Un poliziotto in servizio nella Questura di Bari sarebbe stato sottoposto a procedimento disciplinare e trasferito come «ritorsione» per aver denunciato presunti illeciti commessi da colleghi. Dopo anni di battaglie giudiziarie dinanzi ai Tribunali amministrativi, l’ispettore ha avuto ragione. Il Consiglio di Stato ha annullato le sanzioni e condannato il Ministero dell’Interno a pagare 5mila euro di spese.
La vicenda inizia nel 2018, quando il poliziotto si vede attribuire punteggi peggiorativi nell’annuale rapporto informativo sul giudizio relativo all’attività di servizio. Stessa cosa un anno. Ad agosto 2019 il poliziotto è addirittura destinatario della sanzione disciplinare del «richiamo orale» e a luglio 2023 ne viene disposto il trasferimento «per esigenze di servizio» dall’Ufficio prevenzione generale e soccorso pubblico-squadra sommozzatori al Commissariato Bari Nuova Carrassi.
Tutto questo è stato impugnato dinanzi al Tar. I giudici baresi un anno fa hanno parzialmente accolto il ricorso annullando la sola sanzione disciplinare del «richiamo orale», ma confermando la legittimità del trasferimento. Ora il Consiglio di Stato ha bocciato quella decisione, accogliendo pienamente l’appello del poliziotto, assistito dall’avvocato Pietro Ottolino, per la «natura ritorsiva degli atti impugnati» e ritenendo quindi sussistenti «le condizioni previste dalla legge per l’attivazione delle garanzie a tutela del cosiddetto whisterblowing» (la segnalazione di illeciti all’interno del proprio contesto lavorativo).

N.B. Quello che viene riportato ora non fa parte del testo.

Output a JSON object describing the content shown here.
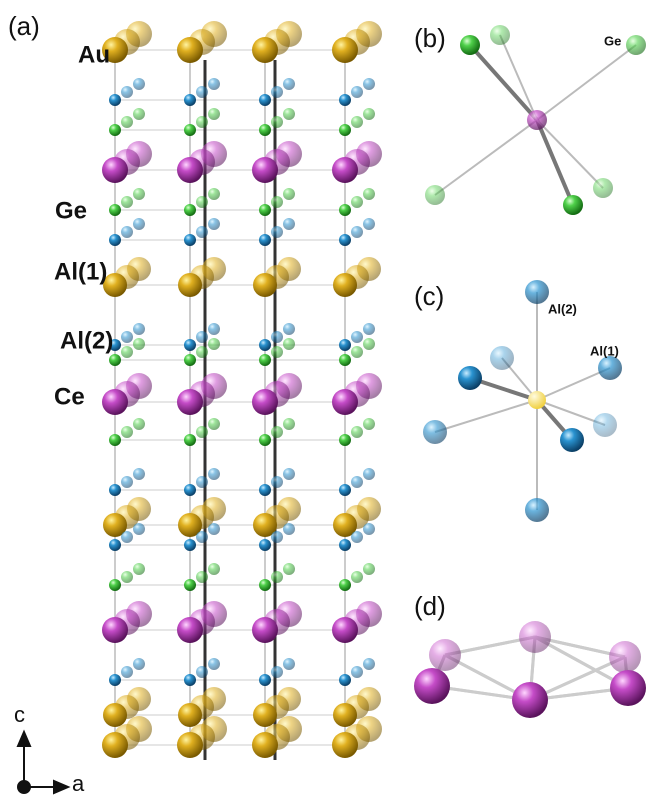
{
  "panels": {
    "a": {
      "label": "(a)",
      "atoms": [
        "Au",
        "Ge",
        "Al(1)",
        "Al(2)",
        "Ce"
      ],
      "axes": [
        "c",
        "a"
      ]
    },
    "b": {
      "label": "(b)",
      "atom": "Ge"
    },
    "c": {
      "label": "(c)",
      "atoms": [
        "Al(2)",
        "Al(1)"
      ]
    },
    "d": {
      "label": "(d)"
    }
  }
}
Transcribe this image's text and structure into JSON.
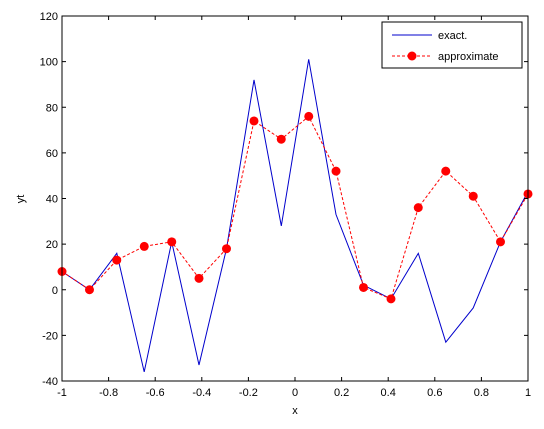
{
  "chart_data": {
    "type": "line",
    "xlabel": "x",
    "ylabel": "yt",
    "xlim": [
      -1,
      1
    ],
    "ylim": [
      -40,
      120
    ],
    "xticks": [
      "-1",
      "-0.8",
      "-0.6",
      "-0.4",
      "-0.2",
      "0",
      "0.2",
      "0.4",
      "0.6",
      "0.8",
      "1"
    ],
    "yticks": [
      "-40",
      "-20",
      "0",
      "20",
      "40",
      "60",
      "80",
      "100",
      "120"
    ],
    "grid": false,
    "legend_position": "top-right",
    "series": [
      {
        "name": "exact.",
        "color": "#0000cc",
        "line_style": "solid",
        "marker": "none",
        "x": [
          -1,
          -0.882,
          -0.765,
          -0.647,
          -0.529,
          -0.412,
          -0.294,
          -0.176,
          -0.059,
          0.059,
          0.176,
          0.294,
          0.412,
          0.529,
          0.647,
          0.765,
          0.882,
          1
        ],
        "y": [
          8,
          0,
          16,
          -36,
          21,
          -33,
          18,
          92,
          28,
          101,
          33,
          2,
          -4,
          16,
          -23,
          -8,
          21,
          43
        ]
      },
      {
        "name": "approximate",
        "color": "#ff0000",
        "line_style": "dashed",
        "marker": "circle",
        "x": [
          -1,
          -0.882,
          -0.765,
          -0.647,
          -0.529,
          -0.412,
          -0.294,
          -0.176,
          -0.059,
          0.059,
          0.176,
          0.294,
          0.412,
          0.529,
          0.647,
          0.765,
          0.882,
          1
        ],
        "y": [
          8,
          0,
          13,
          19,
          21,
          5,
          18,
          74,
          66,
          76,
          52,
          1,
          -4,
          36,
          52,
          41,
          21,
          42
        ]
      }
    ]
  }
}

Il poliziotto, infatti, tra il 2018 e il 2019 aveva denunciato e segnalato all’Anac e alla Procura diversi episodi di illeciti, reati contro la pubblica amministrazione, associativi e contro il patrimonio, che sarebbero stati commessi da colleghi. Subito dopo, era la sua tesi (condivisa dai giudici), aveva ottenuto punteggi al ribasso, poi una sanzione e infine il trasferimento. «La tutela dei lavoratori del settore pubblico che segnalino illeciti è prevista da numerose fonti di diritto nazionale e internazionale» spiega il Consiglio di Stato. Dopo aver analizzato gli atti, i giudici ritengono quindi che «gli atti posti in essere dall’amministrazione appellata rientrano nella nozione di “ritorsione”, che fa riferimento al caso del lavoratore “sanzionato, demansionato, licenziato, trasferito o sottoposto ad altra misura organizzativa avente effetti negativi sulle condizioni di lavoro”».

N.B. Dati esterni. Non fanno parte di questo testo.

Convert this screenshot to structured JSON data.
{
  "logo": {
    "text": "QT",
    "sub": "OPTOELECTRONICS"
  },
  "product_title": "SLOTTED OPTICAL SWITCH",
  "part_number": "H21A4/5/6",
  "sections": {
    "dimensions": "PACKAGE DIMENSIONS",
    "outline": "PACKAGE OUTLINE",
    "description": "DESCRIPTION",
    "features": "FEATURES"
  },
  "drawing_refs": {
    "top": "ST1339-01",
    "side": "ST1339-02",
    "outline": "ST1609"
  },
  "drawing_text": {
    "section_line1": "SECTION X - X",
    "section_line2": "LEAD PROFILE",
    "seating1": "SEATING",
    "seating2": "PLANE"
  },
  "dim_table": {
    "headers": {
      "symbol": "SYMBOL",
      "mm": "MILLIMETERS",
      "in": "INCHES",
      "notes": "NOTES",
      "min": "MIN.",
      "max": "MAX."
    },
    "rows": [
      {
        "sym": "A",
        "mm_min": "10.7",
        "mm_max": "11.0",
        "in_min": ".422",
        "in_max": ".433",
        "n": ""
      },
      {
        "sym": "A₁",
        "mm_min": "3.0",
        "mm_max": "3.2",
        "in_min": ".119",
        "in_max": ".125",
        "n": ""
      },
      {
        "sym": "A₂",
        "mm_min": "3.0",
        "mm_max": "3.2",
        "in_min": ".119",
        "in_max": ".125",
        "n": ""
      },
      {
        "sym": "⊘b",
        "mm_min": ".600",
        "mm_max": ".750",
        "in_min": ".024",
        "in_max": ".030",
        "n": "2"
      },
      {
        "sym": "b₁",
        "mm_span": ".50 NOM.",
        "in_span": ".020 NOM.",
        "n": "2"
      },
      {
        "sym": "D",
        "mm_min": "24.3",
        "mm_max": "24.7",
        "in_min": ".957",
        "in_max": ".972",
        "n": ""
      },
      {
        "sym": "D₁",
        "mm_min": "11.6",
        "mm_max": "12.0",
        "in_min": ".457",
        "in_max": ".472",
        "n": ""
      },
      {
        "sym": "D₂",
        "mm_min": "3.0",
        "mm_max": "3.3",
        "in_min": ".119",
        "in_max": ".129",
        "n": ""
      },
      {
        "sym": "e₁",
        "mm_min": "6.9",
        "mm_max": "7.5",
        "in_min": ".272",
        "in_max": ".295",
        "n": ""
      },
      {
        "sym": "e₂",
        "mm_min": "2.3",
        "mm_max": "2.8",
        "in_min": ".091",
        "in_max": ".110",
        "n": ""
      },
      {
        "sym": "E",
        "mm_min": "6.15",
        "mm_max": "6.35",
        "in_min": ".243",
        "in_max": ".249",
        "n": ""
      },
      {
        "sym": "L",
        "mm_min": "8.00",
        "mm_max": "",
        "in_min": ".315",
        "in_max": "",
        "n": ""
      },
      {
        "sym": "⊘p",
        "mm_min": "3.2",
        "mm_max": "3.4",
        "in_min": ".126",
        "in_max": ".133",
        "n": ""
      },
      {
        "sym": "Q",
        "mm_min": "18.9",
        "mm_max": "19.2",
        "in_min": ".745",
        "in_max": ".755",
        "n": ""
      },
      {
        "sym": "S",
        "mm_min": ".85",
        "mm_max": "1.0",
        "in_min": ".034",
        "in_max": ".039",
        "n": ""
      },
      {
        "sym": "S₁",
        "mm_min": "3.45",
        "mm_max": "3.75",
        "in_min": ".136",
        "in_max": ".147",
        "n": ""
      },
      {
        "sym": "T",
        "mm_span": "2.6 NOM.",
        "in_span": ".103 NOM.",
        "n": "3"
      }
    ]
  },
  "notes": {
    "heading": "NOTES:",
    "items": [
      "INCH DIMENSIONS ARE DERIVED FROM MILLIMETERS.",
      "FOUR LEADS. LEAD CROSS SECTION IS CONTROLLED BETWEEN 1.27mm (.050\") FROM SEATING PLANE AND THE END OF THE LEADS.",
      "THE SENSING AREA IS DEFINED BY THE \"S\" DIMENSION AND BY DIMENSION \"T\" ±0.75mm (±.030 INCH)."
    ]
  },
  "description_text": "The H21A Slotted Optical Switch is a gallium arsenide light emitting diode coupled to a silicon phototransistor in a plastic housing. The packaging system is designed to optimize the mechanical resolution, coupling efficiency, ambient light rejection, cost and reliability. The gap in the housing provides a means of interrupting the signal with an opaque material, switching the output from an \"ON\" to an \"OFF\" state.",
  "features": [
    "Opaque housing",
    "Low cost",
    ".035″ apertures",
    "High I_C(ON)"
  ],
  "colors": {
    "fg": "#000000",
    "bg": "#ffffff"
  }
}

Palazzo Spada aggiunge, peraltro, che «l’amministrazione non ha fornito alcun elemento utile a vincere tale presunzione e dimostrare che le misure adottate nei confronti dell’appellante fossero motivate da ragioni estranee alle segnalazioni e denunce». Al contrario, secondo i giudici «pare addirittura emergere la prova che l’avvenuta presentazione delle segnalazioni abbia costituito proprio il motivo principale» dei provvedimenti disciplinari, il rapporto informativo che aveva attribuito una valutazione peggiorativa e poi il trasferimento ad un altro ufficio.
Il legale parla di «decisione storica» perché «chi denuncia illeciti nella pubblica amministrazione ora ha una tutela più forte e concreta».